The Japan–Thailand Economic Partnership Agreement (JTEPA) is a free-trade agreement between Thailand and Japan. The agreement was a deal that would eliminate tariffs on more than 90 per cent of bilateral trade within 10 years. It was signed on April 3, 2007 in Tokyo, Japan by the Prime Minister of Japan Shinzō Abe and the visiting Prime Minister of Thailand, Surayud Chulanont. The agreement was the fourth in a series of similar bilateral trade agreements made by Japan, following deals with Singapore, Malaysia, and the Philippines.

==Agreement Details==
Japan would immediately remove the tariffs on almost all industrial products from Thailand. Thailand will immediately remove the tariffs on half of all Japanese steel imports. The remainder would be duty-free by 2017. By 2012, Japanese auto parts except five will become duty-free. The remaining five will become duty-free in over the next 7 years. By 2011, Thailand will immediately reduce the tariffs on Japanese automobiles with an engine displacement of 3000 cc or larger to 60 percent from 80 percent. The two countries will hold talks again in 2009 on total tariff elimination for those vehicles in the mid-2010s. The expectation was that Japanese companies would be able to sell more cars and electronic goods in Thailand, while Thailand would benefit from Japanese firms outsourcing basic manufacturing there.

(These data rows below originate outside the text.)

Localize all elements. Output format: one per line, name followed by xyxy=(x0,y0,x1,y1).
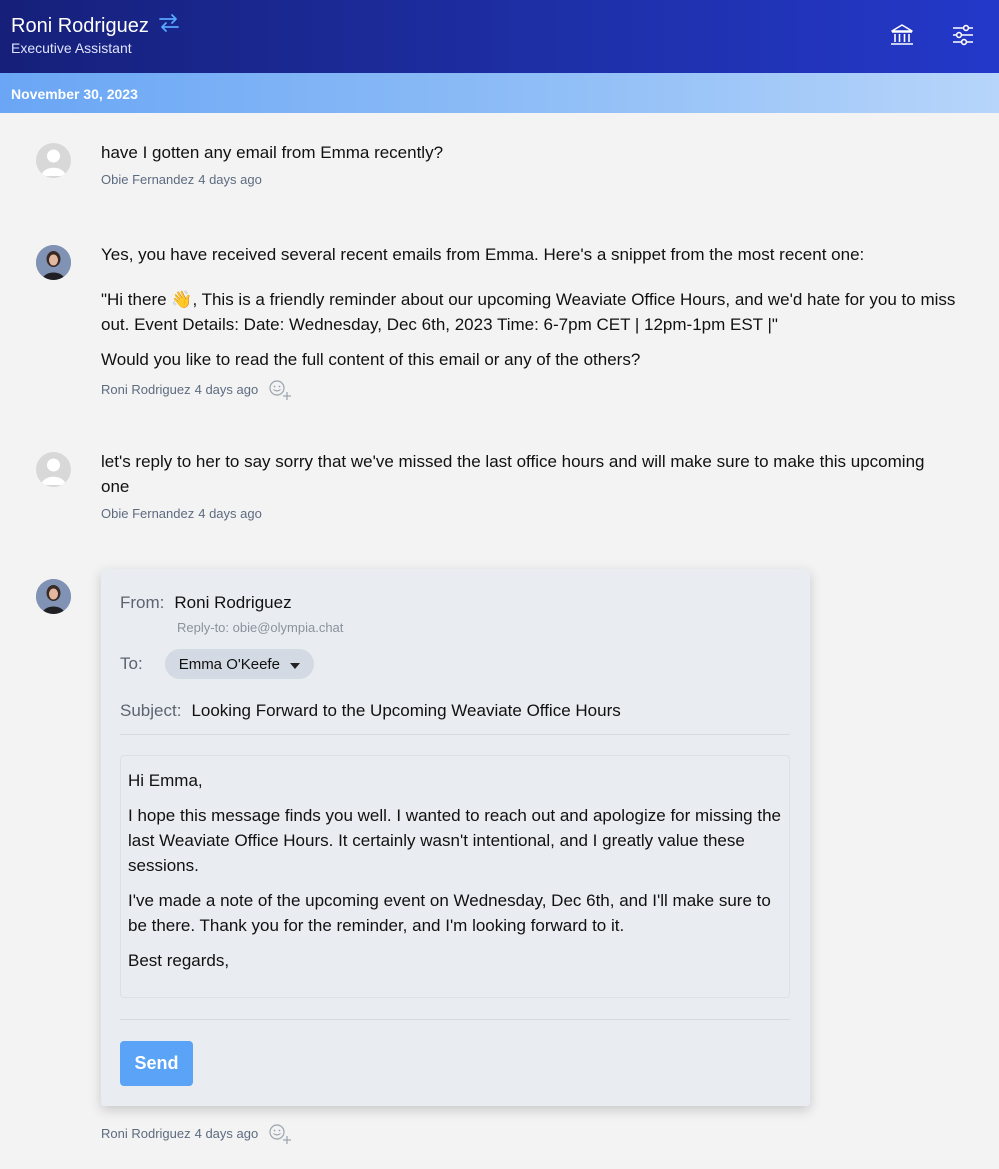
date-label: November 30, 2023 xyxy=(11,86,138,102)
message-meta: Obie Fernandez 4 days ago xyxy=(101,172,262,187)
message-author: Roni Rodriguez xyxy=(101,1125,191,1141)
sliders-icon[interactable] xyxy=(950,22,976,48)
from-value: Roni Rodriguez xyxy=(174,593,292,612)
assistant-name: Roni Rodriguez xyxy=(11,14,149,37)
email-draft-card: From: Roni Rodriguez Reply-to: obie@olym… xyxy=(101,569,810,1106)
assistant-role: Executive Assistant xyxy=(11,40,132,56)
divider xyxy=(120,1019,790,1020)
caret-down-icon[interactable] xyxy=(289,656,300,673)
to-row: To: Emma O'Keefe xyxy=(120,649,314,679)
message-time: 4 days ago xyxy=(194,381,259,397)
message-text: Yes, you have received several recent em… xyxy=(101,242,981,372)
message-author: Roni Rodriguez xyxy=(101,381,191,397)
message-paragraph: Would you like to read the full content … xyxy=(101,350,641,369)
assistant-name-row: Roni Rodriguez xyxy=(11,12,181,40)
message-text: let's reply to her to say sorry that we'… xyxy=(101,452,925,496)
reply-to: Reply-to: obie@olympia.chat xyxy=(177,620,344,635)
email-body[interactable]: Hi Emma, I hope this message finds you w… xyxy=(120,755,790,998)
body-paragraph: Best regards, xyxy=(128,951,230,970)
message-paragraph: "Hi there 👋, This is a friendly reminder… xyxy=(101,290,956,334)
app-header: Roni Rodriguez Executive Assistant xyxy=(0,0,999,73)
message-author: Obie Fernandez xyxy=(101,506,195,521)
message-time: 4 days ago xyxy=(194,1125,259,1141)
from-label: From: xyxy=(120,593,165,612)
add-reaction-icon[interactable] xyxy=(268,1123,294,1144)
message-author: Obie Fernandez xyxy=(101,172,195,187)
message-text: have I gotten any email from Emma recent… xyxy=(101,143,444,162)
subject-label: Subject: xyxy=(120,701,182,720)
message-meta: Roni Rodriguez 4 days ago xyxy=(101,1123,294,1144)
date-bar: November 30, 2023 xyxy=(0,73,999,113)
user-avatar xyxy=(36,143,71,178)
body-paragraph: Hi Emma, xyxy=(128,771,203,790)
recipient-name: Emma O'Keefe xyxy=(178,655,280,673)
user-avatar xyxy=(36,452,71,487)
message-meta: Roni Rodriguez 4 days ago xyxy=(101,379,294,400)
swap-arrows-icon[interactable] xyxy=(157,12,181,40)
to-label: To: xyxy=(120,654,143,673)
subject-value[interactable]: Looking Forward to the Upcoming Weaviate… xyxy=(191,701,620,721)
message-time: 4 days ago xyxy=(198,172,262,187)
bank-icon[interactable] xyxy=(889,22,915,48)
add-reaction-icon[interactable] xyxy=(268,379,294,400)
message-paragraph: Yes, you have received several recent em… xyxy=(101,245,865,264)
subject-row: Subject: Looking Forward to the Upcoming… xyxy=(120,701,621,721)
message-meta: Obie Fernandez 4 days ago xyxy=(101,506,262,521)
send-button[interactable]: Send xyxy=(120,1041,193,1086)
body-paragraph: I've made a note of the upcoming event o… xyxy=(128,891,771,935)
assistant-avatar xyxy=(36,245,71,280)
from-row: From: Roni Rodriguez xyxy=(120,593,292,613)
recipient-chip[interactable]: Emma O'Keefe xyxy=(164,649,314,679)
divider xyxy=(120,734,790,735)
body-paragraph: I hope this message finds you well. I wa… xyxy=(128,806,781,875)
message-time: 4 days ago xyxy=(198,506,262,521)
assistant-avatar xyxy=(36,579,71,614)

Japan removed the tariffs on processed shrimps and tropical fruits such as mango and papaya from Thailand. Over the next few years, Thailand would remove the tariffs on Japanese fruits such as apples, pears and yams. Japan would also reduce the tariff on Thai boneless chicken to 8.5 percent down from the current 11.9 percent and on cooked chicken to 3 percent d from 6 percent. To the disappointment of Thai producers the agreement did not cover sensitive agricultural products of Japan such as rice, wheat and dairy products where Thai products competed with the Japanese agricultural industry.

Thai negotiators were hoping for greater labour mobility, but the agreement only had the limited deal that Japan will allow more Thai cooks to work in Japan by reducing the required minimum work experience of 10 years to 5 years.